I have looked into this problem in more depth. The modification of the notebook output comes from one of the changes made in the release 6.0.0 of ipykernel.

All outputs to stdout/stderr should now be captured, including subprocesses and output of compiled libraries (blas, lapack....). In notebook server, some outputs that would previously go to the notebooks logs will now both head to notebook logs and in notebooks outputs.

A subsequent fix provides a way to restore the previous behavior. The fix consists in disabling the capture new behavior by turning it off through the capture_fd_output flag, see the following comment for more detail -> https://github.com/ipython/ipykernel/issues/795#issuecomment-960642330.

You can configure it by turning it off in your ipython profile.

# create a default profile
ipython profile create

Edit the file ~/.ipython/profile_default/ipython_kernel_config.py and add the following line.

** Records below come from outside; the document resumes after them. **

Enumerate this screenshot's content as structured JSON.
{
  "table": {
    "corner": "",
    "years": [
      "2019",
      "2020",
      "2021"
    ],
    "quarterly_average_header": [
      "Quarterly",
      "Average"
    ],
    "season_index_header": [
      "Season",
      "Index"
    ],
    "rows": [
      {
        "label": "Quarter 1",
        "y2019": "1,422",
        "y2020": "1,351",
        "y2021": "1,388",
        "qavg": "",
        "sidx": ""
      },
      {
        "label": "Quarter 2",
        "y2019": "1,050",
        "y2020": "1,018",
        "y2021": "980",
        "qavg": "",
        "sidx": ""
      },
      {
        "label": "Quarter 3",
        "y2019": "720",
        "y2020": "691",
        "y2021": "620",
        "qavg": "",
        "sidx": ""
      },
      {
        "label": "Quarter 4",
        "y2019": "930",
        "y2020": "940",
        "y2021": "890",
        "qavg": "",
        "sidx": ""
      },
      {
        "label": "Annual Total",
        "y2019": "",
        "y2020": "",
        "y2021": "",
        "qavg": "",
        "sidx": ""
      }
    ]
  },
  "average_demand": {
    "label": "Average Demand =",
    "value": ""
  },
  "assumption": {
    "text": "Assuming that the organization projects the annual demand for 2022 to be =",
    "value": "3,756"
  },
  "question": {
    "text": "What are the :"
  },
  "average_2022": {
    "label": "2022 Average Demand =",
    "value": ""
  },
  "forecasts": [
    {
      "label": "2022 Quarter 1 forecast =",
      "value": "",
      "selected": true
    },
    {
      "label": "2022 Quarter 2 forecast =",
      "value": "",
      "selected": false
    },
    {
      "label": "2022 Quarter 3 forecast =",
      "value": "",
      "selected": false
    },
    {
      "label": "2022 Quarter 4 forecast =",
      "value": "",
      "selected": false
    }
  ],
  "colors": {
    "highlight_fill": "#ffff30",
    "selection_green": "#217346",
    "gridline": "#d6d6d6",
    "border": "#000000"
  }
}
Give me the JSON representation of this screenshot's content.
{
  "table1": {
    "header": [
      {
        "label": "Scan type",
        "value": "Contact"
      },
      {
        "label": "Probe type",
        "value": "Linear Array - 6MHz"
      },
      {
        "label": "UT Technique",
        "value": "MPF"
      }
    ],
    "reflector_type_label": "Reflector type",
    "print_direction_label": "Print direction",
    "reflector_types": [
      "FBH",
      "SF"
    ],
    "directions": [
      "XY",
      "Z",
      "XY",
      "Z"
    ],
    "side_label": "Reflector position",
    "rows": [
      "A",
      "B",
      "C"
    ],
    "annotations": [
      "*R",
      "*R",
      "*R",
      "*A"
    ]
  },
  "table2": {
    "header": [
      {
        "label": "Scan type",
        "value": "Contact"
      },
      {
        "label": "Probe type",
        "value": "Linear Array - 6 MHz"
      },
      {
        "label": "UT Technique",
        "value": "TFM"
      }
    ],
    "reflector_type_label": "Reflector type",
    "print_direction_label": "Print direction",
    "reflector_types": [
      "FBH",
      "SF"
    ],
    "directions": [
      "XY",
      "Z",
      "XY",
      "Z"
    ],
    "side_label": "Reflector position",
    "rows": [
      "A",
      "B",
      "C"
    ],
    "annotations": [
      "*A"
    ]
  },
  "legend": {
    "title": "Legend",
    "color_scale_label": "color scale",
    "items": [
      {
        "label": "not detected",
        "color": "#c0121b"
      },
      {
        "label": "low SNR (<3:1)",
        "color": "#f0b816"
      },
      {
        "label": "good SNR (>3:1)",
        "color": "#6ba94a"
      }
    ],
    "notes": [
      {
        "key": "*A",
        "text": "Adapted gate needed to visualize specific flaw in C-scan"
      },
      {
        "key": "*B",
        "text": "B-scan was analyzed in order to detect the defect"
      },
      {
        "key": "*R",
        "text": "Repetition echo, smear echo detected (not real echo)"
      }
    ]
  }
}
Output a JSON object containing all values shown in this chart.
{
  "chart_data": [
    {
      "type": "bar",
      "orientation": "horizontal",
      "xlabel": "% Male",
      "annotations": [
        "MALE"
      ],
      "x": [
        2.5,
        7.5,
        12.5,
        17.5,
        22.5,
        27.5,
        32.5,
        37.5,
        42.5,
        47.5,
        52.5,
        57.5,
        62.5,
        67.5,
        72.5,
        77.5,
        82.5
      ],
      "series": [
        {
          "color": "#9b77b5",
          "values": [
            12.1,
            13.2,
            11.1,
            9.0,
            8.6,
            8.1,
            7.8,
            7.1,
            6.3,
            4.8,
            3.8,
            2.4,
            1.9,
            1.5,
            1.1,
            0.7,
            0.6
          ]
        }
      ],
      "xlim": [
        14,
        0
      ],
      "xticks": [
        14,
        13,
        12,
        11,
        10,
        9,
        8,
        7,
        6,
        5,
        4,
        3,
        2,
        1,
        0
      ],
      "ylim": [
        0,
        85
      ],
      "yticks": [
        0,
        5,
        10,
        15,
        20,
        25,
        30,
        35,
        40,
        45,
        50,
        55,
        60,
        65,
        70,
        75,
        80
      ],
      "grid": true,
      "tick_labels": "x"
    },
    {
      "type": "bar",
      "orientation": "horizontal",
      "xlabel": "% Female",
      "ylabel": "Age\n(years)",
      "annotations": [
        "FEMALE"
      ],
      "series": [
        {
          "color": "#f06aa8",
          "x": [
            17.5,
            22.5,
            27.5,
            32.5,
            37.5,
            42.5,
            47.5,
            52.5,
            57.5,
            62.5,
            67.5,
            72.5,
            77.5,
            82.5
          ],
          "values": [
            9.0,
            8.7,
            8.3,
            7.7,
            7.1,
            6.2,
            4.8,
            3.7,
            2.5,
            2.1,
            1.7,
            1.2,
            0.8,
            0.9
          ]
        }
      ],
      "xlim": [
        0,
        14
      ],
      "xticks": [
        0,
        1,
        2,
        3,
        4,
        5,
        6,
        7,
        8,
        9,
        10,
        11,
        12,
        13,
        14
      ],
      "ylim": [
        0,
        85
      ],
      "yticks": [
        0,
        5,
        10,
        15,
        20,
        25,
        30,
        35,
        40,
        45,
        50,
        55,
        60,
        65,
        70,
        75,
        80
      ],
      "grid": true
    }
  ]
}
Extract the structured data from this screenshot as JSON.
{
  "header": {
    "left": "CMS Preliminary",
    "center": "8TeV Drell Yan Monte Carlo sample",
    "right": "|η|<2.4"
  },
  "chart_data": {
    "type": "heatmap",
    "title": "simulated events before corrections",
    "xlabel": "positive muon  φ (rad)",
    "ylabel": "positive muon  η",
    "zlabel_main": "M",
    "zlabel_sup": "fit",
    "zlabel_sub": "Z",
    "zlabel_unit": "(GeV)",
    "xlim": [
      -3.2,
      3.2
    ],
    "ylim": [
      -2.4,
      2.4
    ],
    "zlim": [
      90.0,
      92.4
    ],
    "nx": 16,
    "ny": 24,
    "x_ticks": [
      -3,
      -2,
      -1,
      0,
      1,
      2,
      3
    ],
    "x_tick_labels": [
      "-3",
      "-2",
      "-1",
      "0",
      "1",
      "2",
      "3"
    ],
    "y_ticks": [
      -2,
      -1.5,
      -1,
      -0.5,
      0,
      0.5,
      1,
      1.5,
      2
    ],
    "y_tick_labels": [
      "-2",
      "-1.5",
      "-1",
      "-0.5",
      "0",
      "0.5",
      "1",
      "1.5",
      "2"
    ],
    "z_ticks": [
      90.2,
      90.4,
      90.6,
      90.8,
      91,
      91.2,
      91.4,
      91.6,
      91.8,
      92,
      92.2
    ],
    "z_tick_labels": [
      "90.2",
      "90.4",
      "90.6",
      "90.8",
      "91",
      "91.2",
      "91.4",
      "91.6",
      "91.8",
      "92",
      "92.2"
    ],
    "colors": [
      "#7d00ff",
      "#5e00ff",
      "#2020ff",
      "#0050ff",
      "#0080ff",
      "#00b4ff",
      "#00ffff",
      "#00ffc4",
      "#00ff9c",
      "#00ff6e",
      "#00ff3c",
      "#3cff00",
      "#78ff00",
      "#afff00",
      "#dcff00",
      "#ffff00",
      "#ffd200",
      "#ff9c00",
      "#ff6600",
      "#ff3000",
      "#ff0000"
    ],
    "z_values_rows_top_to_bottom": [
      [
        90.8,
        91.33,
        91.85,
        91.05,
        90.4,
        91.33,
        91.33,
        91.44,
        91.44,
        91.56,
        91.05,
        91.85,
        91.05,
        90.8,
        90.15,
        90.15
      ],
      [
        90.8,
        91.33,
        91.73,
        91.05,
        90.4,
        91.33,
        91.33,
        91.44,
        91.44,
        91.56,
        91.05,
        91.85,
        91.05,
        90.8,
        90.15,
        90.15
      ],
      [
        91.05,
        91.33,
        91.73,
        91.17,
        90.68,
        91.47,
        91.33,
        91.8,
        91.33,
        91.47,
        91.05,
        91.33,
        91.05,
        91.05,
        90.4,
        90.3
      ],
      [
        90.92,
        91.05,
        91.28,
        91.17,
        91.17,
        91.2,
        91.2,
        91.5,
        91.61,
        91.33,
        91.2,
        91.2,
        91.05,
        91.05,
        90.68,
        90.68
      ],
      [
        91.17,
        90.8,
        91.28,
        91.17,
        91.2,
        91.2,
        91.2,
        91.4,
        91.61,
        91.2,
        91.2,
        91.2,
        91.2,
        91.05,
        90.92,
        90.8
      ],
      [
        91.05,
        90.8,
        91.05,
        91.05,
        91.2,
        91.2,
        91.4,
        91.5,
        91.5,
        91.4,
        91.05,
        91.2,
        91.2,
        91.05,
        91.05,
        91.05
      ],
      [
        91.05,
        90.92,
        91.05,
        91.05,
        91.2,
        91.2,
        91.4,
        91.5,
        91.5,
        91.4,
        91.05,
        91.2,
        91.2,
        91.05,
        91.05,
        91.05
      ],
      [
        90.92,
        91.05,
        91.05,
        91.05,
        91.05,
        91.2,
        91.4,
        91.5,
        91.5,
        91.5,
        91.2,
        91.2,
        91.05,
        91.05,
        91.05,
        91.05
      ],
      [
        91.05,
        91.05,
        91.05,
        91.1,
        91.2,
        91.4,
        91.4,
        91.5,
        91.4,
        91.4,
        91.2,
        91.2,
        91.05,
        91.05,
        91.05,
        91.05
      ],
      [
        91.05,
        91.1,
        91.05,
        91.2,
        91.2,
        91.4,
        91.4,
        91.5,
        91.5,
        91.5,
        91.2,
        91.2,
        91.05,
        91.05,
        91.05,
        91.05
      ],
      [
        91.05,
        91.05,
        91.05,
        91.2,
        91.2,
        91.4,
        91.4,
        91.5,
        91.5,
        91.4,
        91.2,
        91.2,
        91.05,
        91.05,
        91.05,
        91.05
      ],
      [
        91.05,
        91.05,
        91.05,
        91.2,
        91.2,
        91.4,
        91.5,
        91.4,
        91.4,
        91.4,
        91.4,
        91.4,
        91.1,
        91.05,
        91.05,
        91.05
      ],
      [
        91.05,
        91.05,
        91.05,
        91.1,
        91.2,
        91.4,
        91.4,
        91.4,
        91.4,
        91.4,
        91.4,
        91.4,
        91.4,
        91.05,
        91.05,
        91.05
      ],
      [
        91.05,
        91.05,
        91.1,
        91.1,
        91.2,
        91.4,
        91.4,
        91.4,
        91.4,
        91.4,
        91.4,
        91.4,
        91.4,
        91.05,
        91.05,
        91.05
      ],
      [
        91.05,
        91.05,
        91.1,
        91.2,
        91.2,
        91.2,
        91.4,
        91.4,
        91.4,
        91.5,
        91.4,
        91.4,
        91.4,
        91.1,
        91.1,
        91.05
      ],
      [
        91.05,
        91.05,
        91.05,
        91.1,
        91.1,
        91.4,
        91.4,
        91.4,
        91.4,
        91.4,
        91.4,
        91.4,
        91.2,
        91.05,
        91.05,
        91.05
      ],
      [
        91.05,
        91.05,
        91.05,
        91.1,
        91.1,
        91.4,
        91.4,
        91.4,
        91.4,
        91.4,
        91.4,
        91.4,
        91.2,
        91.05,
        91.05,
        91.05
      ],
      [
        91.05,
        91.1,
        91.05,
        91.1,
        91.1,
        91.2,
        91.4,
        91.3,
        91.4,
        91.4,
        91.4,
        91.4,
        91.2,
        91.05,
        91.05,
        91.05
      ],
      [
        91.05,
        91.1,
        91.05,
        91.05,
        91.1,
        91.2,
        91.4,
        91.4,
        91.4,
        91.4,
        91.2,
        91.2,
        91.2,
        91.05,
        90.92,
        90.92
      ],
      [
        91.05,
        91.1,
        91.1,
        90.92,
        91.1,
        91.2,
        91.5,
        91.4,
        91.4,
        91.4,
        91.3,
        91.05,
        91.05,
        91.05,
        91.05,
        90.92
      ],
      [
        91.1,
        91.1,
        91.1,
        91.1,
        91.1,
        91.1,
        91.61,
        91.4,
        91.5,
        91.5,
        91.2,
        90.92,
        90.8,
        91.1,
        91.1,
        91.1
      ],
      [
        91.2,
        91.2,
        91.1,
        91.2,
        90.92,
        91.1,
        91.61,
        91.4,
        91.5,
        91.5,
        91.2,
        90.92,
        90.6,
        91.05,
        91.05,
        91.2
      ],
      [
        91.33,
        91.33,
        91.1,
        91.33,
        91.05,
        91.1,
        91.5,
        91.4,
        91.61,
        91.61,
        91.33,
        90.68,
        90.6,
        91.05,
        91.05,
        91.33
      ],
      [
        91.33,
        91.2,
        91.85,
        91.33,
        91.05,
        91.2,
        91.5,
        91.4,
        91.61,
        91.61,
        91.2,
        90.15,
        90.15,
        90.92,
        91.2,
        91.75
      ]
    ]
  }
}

c.IPKernelApp.capture_fd_output = False

That's it ! All the outputs from Java, Spark and Ivy will no more be displayed in the notebook but only in the logs. We have to check if we could / should do something here to provide this configuration by default. @mathbunnyru what is your opinion?

mathbunnyru commented 2 years ago

@romainx nice!

I think we can try to add this file to pyspark image (it will also be included in all-spark). I think these logs are noisy and everyone using spark sees them and they don't make a lot of sense, if everything goes right.

romainx commented 2 years ago

@mathbunnyru 👍 And in fact they still appear in the container logs even after this change. I will draft a PR for that (this will be the opportunity to start my contributions here again 😄).